All analyses, recommendations, discussions and other information herein are published for general information. Readers should not rely solely on the information published on this blog and should seek independent financial advice prior to making any investment decision. The publisher accepts no liability for any loss whatsoever arising from any use of the information published herein.

Quick test coming up

Afternoon traders/investors,

Today, I shall take a look at some US indices charts and a chart of the STI too.

After a small rally a week ago, markets ate down all the gains, and we are now testing recent lows. Technically, this will be very important. Ideally, we hope to see rebounds coming up soon so that we get double bottom patterns –  or some other consolidation pattern, before prices start recovering. If markets continue the free fall, all notions of bullishness will be gone. If you pull out your historical charts, you will see that everytime the market corrects in an uptrend, the correction will show some sign of a recovery coming up. A quick look at the chart of the S&P 500 shows me inverted head and shoulders patterns, double bottoms, trible bottoms, or simply a higher low pattern. This time round, we see the immediate drop right after the US Debt downgrade, then a small rebound before selling pressure all the way to the recent lows. It is still too early to find out anything from the charts now. But by looking back at history, you will get a slight idea of what to expect if this market is going to stage a huge rally up, or if this is the start of a bear market. Anyways, now for some charts.

I am not sure of what other chartists think about the charts of US indices; for me, though, they still look somewhat okay. They have been in parallel channels, and the recent drop looks like a simple technical correction. Problem comes in when the indices’ levels stay clearly below the upward channels.
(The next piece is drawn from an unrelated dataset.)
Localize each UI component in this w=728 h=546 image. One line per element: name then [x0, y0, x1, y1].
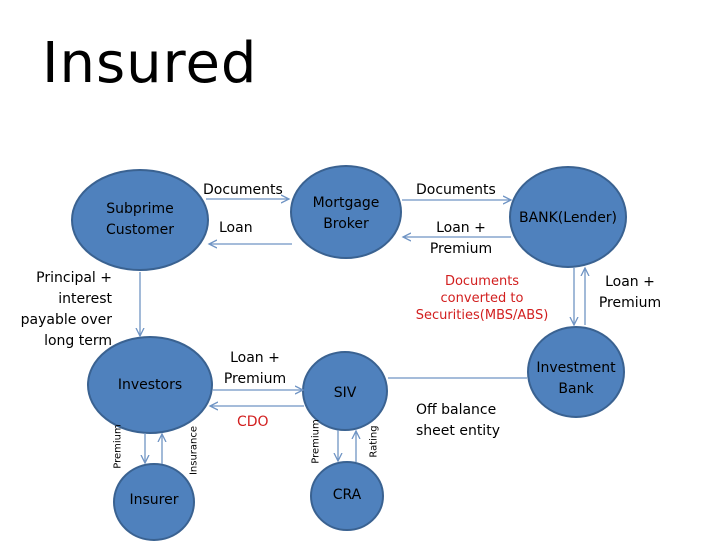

That will be considered a breakout from a channel towards the downside. Now, a worrying sign has appeared on the SP 500: the 50-day moving average has just crossed below the 200-day MA.
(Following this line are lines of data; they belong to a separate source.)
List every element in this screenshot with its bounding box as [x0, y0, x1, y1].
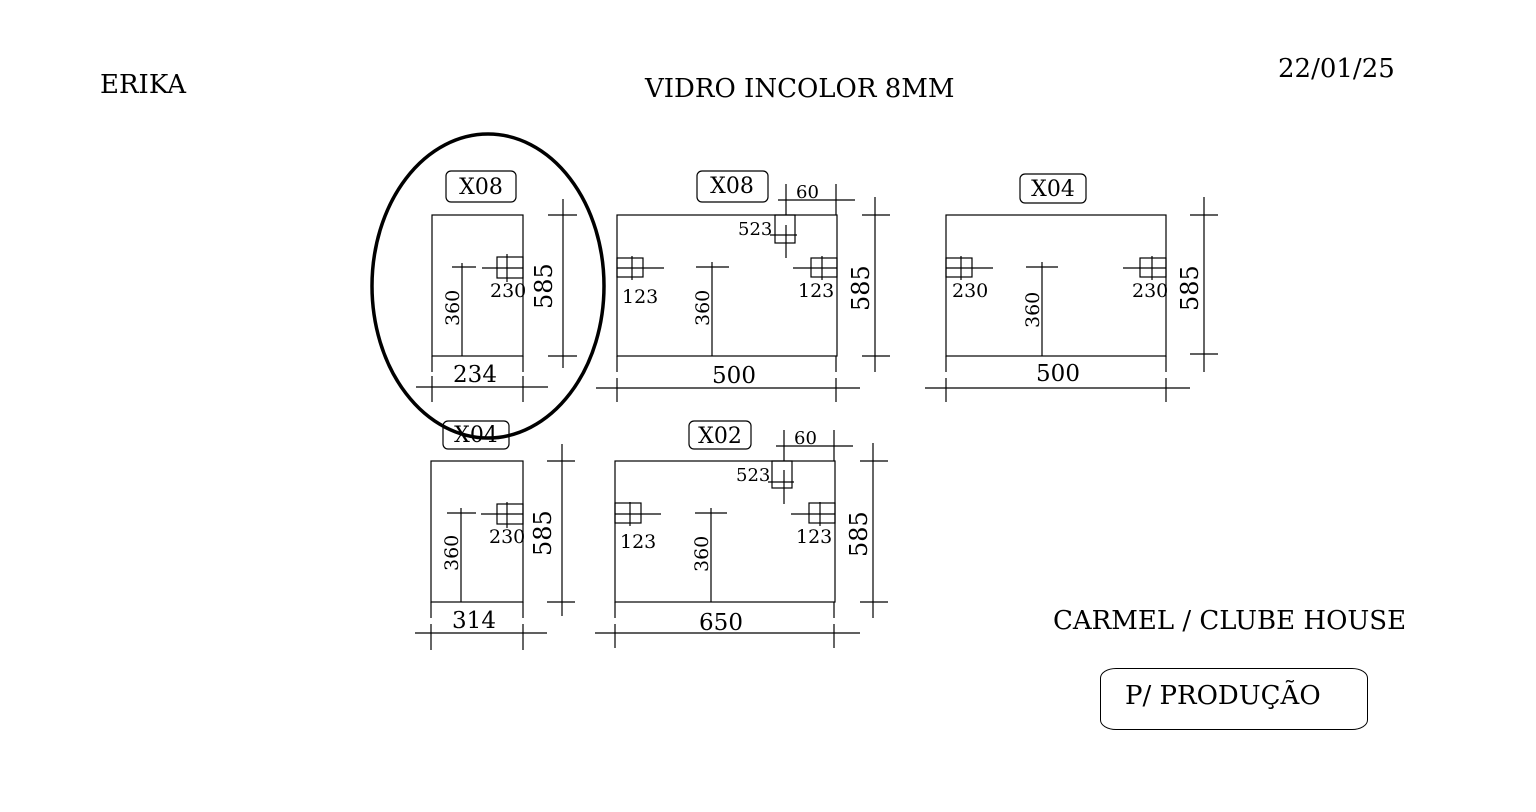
piece-1-quantity: X08 — [459, 175, 503, 200]
piece-3-hole-left-dim: 230 — [952, 280, 988, 302]
piece-2-qty-box — [696, 170, 769, 203]
piece-4 — [415, 420, 575, 650]
piece-4-hole-offset: 230 — [489, 526, 525, 548]
piece-5 — [595, 420, 888, 648]
piece-2-notch-width: 60 — [796, 182, 819, 203]
piece-5-quantity: X02 — [698, 424, 742, 449]
piece-4-quantity: X04 — [454, 423, 498, 448]
piece-3-hole-right-dim: 230 — [1132, 280, 1168, 302]
piece-5-hole-height: 360 — [691, 536, 713, 572]
piece-1 — [370, 132, 606, 440]
production-stamp: P/ PRODUÇÃO — [1100, 668, 1368, 730]
piece-2-hole-height: 360 — [692, 290, 714, 326]
piece-2-width: 500 — [712, 363, 756, 389]
piece-5-outline — [614, 460, 836, 603]
piece-2-outline — [616, 214, 838, 357]
piece-2-notch — [774, 214, 796, 244]
piece-1-width: 234 — [453, 362, 497, 388]
piece-5-notch-width: 60 — [794, 428, 817, 449]
piece-4-hole-height: 360 — [441, 535, 463, 571]
piece-2-hole-left-dim: 123 — [622, 286, 658, 308]
piece-2-quantity: X08 — [710, 174, 754, 199]
piece-4-outline — [430, 460, 524, 603]
piece-1-qty-box — [445, 170, 517, 203]
project-name: CARMEL / CLUBE HOUSE — [1053, 606, 1407, 636]
piece-3-width: 500 — [1036, 361, 1080, 387]
piece-5-hole-left-dim: 123 — [620, 531, 656, 553]
piece-2-hole-right-dim: 123 — [798, 280, 834, 302]
piece-4-width: 314 — [452, 608, 496, 634]
piece-5-height: 585 — [845, 511, 873, 557]
production-stamp-label: P/ PRODUÇÃO — [1125, 681, 1321, 711]
piece-5-width: 650 — [699, 610, 743, 636]
piece-1-outline — [431, 214, 524, 357]
piece-3-outline — [945, 214, 1167, 357]
piece-3-height: 585 — [1176, 265, 1204, 311]
highlight-circle — [370, 132, 606, 440]
piece-3-quantity: X04 — [1031, 177, 1075, 202]
piece-4-height: 585 — [529, 510, 557, 556]
piece-2-notch-position: 523 — [738, 219, 772, 240]
piece-1-height: 585 — [530, 263, 558, 309]
piece-2-height: 585 — [847, 265, 875, 311]
piece-2 — [596, 170, 890, 402]
piece-1-hole-offset: 230 — [490, 280, 526, 302]
piece-3 — [925, 173, 1218, 402]
piece-5-hole-left — [614, 502, 642, 524]
piece-5-notch-position: 523 — [736, 465, 770, 486]
piece-3-hole-height: 360 — [1022, 292, 1044, 328]
material-title: VIDRO INCOLOR 8MM — [645, 74, 955, 104]
client-name: ERIKA — [100, 70, 186, 100]
piece-3-qty-box — [1019, 173, 1087, 204]
piece-4-qty-box — [442, 420, 510, 450]
piece-5-qty-box — [688, 420, 752, 450]
date: 22/01/25 — [1278, 54, 1395, 84]
piece-1-hole-height: 360 — [442, 290, 464, 326]
piece-5-hole-right — [808, 502, 836, 524]
piece-5-hole-right-dim: 123 — [796, 526, 832, 548]
piece-5-notch — [771, 460, 793, 489]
Next up, we have the Dow Industrials. Just like the other US indices, we have a long, nice upward parallel channel. The index is testing (strictly speaking, below) the bottom of the channel. A test will not take weeks/months. So the bottomline here is, we are at an important time in the markets now. If we continue cracking down, this may be the beginning of a bear market.

For the sake of using another chart, instead of the same 2 as above, I have chosen to look at the Russell 2000 (Russell’s index series is used for small- or mid – cap US stocks) to illustrate how a chart may look like if selling pressure is due to an expected correction in a bull run.
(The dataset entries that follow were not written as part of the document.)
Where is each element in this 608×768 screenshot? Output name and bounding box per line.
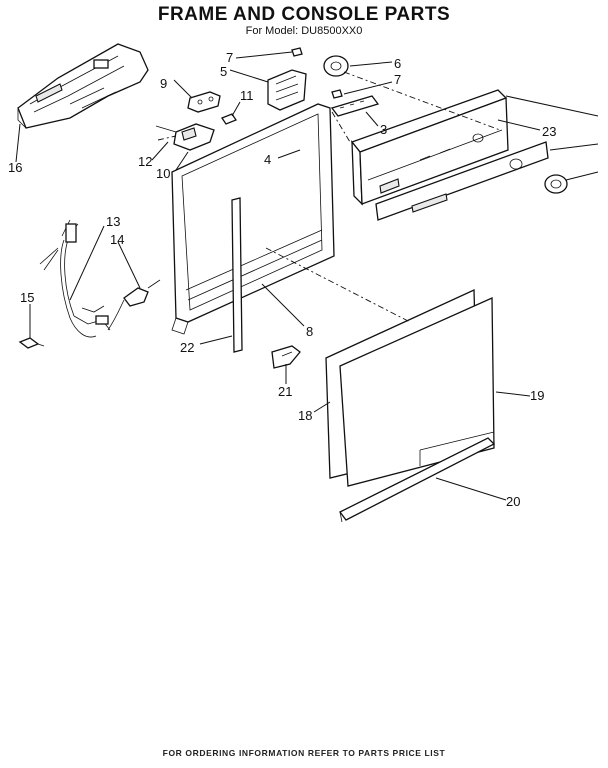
part-22-strip <box>231 197 243 353</box>
callout-11: 11 <box>240 88 254 103</box>
callout-19: 19 <box>530 388 544 403</box>
part-14-cord <box>107 279 161 331</box>
callout-13: 13 <box>106 214 120 229</box>
callout-14: 14 <box>110 232 124 247</box>
page-title: FRAME AND CONSOLE PARTS <box>157 4 451 25</box>
part-9-bracket <box>187 91 221 113</box>
part-16-control-housing <box>17 43 149 129</box>
part-8-door-frame <box>171 103 335 335</box>
part-13-wiring-harness <box>39 219 111 338</box>
part-19-door-panel-front <box>339 297 495 487</box>
ordering-info-footer: FOR ORDERING INFORMATION REFER TO PARTS … <box>162 748 446 758</box>
part-21-latch <box>271 345 301 369</box>
callout-labels: 16 9 11 12 10 7 5 6 7 3 4 23 13 14 15 8 … <box>8 50 556 509</box>
part-20-trim-strip <box>339 437 496 523</box>
callout-21: 21 <box>278 384 292 399</box>
part-3-bracket <box>330 89 380 117</box>
callout-8: 8 <box>306 324 313 339</box>
part-23-control-panel <box>350 89 509 206</box>
callout-12: 12 <box>138 154 152 169</box>
callout-4: 4 <box>264 152 271 167</box>
callout-3: 3 <box>380 122 387 137</box>
callout-5: 5 <box>220 64 227 79</box>
console-knob <box>544 174 568 194</box>
callout-22: 22 <box>180 340 194 355</box>
part-11-screw <box>221 113 237 125</box>
part-6-knob <box>323 55 349 77</box>
callout-16: 16 <box>8 160 22 175</box>
leader-lines <box>15 51 599 501</box>
callout-9: 9 <box>160 76 167 91</box>
callout-23: 23 <box>542 124 556 139</box>
callout-7-right: 7 <box>394 72 401 87</box>
callout-20: 20 <box>506 494 520 509</box>
callout-18: 18 <box>298 408 312 423</box>
part-15-plug <box>18 337 45 349</box>
part-5-switch <box>267 69 307 111</box>
callout-7-top: 7 <box>226 50 233 65</box>
part-10-latch <box>155 123 215 151</box>
callout-10: 10 <box>156 166 170 181</box>
model-subtitle: For Model: DU8500XX0 <box>245 25 363 37</box>
callout-15: 15 <box>20 290 34 305</box>
console-front-panel <box>375 141 549 221</box>
part-7-screw-top <box>291 47 303 57</box>
callout-6: 6 <box>394 56 401 71</box>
Try opening the chart below in a new tab as I guide us through the bull run from 2002-2007. On the left side of the chart, the Russell was coming out of a slightly bearish phase. The green arrow you see is how price consolidated in a range before the Russell took off for the start of the multi-year bull run. In the second instance, the Russell 2000 first made a lower low before rallying and making a higher low – this results in a pattern called the inverted head and shoulders, or some of you will see it as a diamond. Third time, price found a floor, and held there until buyers came in.

Next up, I have a chart of the STI.

In the first box, we see a higher low pattern, or some may see it as an inverted head and shoulders. In the second box, we see a fair-sized inverted head and shoulders before the strong run up in the secnd half of 2010.

In conclusion, I am still trying very hard to wave the bull flag; however, as the days go, my bull flag flies lower and lower. I still see hope in the charts. If we do get some sort of consolidation pattern, it will serve as a sign that we can come out of this hole. I leave you with a chart below that shows what I am seeing on my mid-/long-term chart of the STI. The 38.2% retracement level is coming into play.

All analyses, recommendations, discussions and other information herein are published for general information. Readers should not rely solely on the information published on this blog and should seek independent financial advice prior to making any investment decision. The publisher accepts no liability for any loss whatsoever arising from any use of the information published herein.